Metade dos unicórnios não deviam existir. Em causa estão as condições especiais dadas aos investidores que impulsionam as start-ups para as avaliações superiores a mil milhões de dólares.

O estatuto de unicórnio pode ser uma grande mais valia para as start-ups. Uma avaliação acima dos mil milhões de dólares (≈800M€) é uma boa maneira de receber cobertura mediática, de atrair mais talento e clientes para a empresa e de aparentar ser imbatível contra os competidores. Os frutos colhidos por ter este título anexado ao nome da empresa não têm preço.

Os unicórnios são raros, mas a realidade é que deviam ser ainda mais difíceis de encontrar. O princípio é abordado num estudo do norte-americano National Bureau of Economic Research, onde foram analisados 135 projetos com este estatuto.

Conclui o referido estudo que deste universo, 65 não deviam ter o título de unicórnio.
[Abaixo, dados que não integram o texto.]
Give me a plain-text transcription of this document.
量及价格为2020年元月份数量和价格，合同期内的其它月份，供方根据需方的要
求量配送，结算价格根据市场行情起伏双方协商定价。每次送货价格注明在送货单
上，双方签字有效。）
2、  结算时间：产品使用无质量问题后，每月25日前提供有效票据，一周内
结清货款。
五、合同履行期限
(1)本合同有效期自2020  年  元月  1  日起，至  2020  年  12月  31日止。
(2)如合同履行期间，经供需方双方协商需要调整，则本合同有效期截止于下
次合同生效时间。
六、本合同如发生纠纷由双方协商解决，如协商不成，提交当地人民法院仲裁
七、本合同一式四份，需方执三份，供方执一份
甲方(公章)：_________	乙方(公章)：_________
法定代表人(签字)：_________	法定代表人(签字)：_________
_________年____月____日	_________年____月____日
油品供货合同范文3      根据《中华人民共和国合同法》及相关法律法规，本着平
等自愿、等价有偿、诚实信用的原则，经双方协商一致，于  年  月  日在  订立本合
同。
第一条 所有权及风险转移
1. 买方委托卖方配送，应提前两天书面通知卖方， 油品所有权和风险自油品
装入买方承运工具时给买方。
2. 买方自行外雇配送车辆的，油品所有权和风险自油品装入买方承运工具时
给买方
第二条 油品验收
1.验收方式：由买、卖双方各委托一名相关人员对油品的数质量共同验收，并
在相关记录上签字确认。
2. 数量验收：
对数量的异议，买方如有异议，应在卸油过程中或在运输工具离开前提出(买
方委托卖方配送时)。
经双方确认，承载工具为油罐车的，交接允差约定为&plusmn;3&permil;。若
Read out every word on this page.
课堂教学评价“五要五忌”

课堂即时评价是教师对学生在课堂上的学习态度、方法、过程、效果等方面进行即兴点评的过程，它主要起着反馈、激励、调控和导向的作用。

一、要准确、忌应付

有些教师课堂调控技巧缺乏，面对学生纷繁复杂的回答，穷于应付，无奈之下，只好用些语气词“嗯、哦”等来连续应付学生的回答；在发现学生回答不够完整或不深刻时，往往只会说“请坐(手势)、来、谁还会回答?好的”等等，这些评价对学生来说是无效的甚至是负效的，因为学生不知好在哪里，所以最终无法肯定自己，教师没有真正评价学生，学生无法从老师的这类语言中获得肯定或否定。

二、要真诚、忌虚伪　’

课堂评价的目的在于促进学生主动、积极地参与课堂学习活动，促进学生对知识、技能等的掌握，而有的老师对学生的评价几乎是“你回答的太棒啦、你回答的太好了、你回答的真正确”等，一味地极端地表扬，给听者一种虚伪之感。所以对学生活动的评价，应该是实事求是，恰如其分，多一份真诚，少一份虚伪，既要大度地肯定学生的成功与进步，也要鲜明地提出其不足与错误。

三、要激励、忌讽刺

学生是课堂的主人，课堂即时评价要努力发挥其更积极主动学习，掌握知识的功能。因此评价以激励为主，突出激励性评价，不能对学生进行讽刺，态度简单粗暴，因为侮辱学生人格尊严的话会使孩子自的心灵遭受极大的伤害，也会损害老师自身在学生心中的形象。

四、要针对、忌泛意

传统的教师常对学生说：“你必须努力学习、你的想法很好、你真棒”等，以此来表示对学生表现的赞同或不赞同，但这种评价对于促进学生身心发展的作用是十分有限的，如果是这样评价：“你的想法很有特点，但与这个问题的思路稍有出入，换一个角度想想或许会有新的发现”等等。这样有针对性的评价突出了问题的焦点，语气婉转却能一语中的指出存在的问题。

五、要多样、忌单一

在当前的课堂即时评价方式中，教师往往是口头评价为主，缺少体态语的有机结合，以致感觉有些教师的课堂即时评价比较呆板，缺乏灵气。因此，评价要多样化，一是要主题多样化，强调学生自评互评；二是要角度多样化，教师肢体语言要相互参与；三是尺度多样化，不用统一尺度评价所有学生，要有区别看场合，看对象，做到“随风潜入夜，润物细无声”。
A razão para esta disparidade de avaliações vem do facto de as start-ups aceitarem com alguma frequência financiamentos com cláusulas especiais que, na maioria das vezes, são ocultadas do público.

Estas condições especiais vêm dar mais valor aos últimos investidores do que aos funcionários ou às pessoas que financiaram a empresa quando esta ainda estava numa fase inicial. Dentro deste estatuto especial estão direitos que os acionistas mais antigos muitas vezes não têm como: votar contra uma oferta pública inicial (IPO) que desvaloriza a start-up, dar mais ações aos investidores mais recentes numa eventual IPO fracassada e preferências de liquidação.

Neste último ponto, relativo à liquidação de uma start-up, é dado mais valor às ações – até quatro vezes – dos investidores recentes, pagando-lhes primeiro do que a qualquer outro acionista. Isto pode significar que na eventualidade de uma avaliação bastante reduzida e da venda da start-up, os primeiros investidores e os funcionários podem sair de mãos a abanar.

É então notável que as equipas fundadoras de algumas start-ups coloquem em risco o investimento dos seus funcionários e dos primeiros investidores em prol do estatuto de unicórnio.

A diferença apresentada pelo estudo norte-americano levanta então a questão: como é que as start-ups se avaliam a elas mesmas?

Por norma, as avaliações são feitas com base nas últimas rondas de investimento ou do preço das ações da última vez que tiveram uma IPO. No entanto, o estudo argumenta que se alguns acionistas têm menores possibilidades do que outros de receber um cheque quando a empresa for vendida, não deviam as suas ações valer menos e, por consequência, não devia também a start-up valer menos?

William Gornall, um dos coautores do estudo, expõe a situação da seguinte maneira: as start-ups estão a “vender um BMW de luxo e estão a pegar nesse preço e a colocá-lo em todos os carros do stand, porque essa foi a venda mais recente”, o que significa que “estão a dar Kias de nível básico aos seus empregados e estão a assumir que valem o mesmo que o BMW”.

Surpreendentemente, o estudo descobriu que as grandes start-ups, como a Uber, a Airbnb e a WeWork não dão este tipo de condições especiais aos seus investidores, o que significa que as autoavaliações destes unicórnios são relativamente aproximadas da realidade.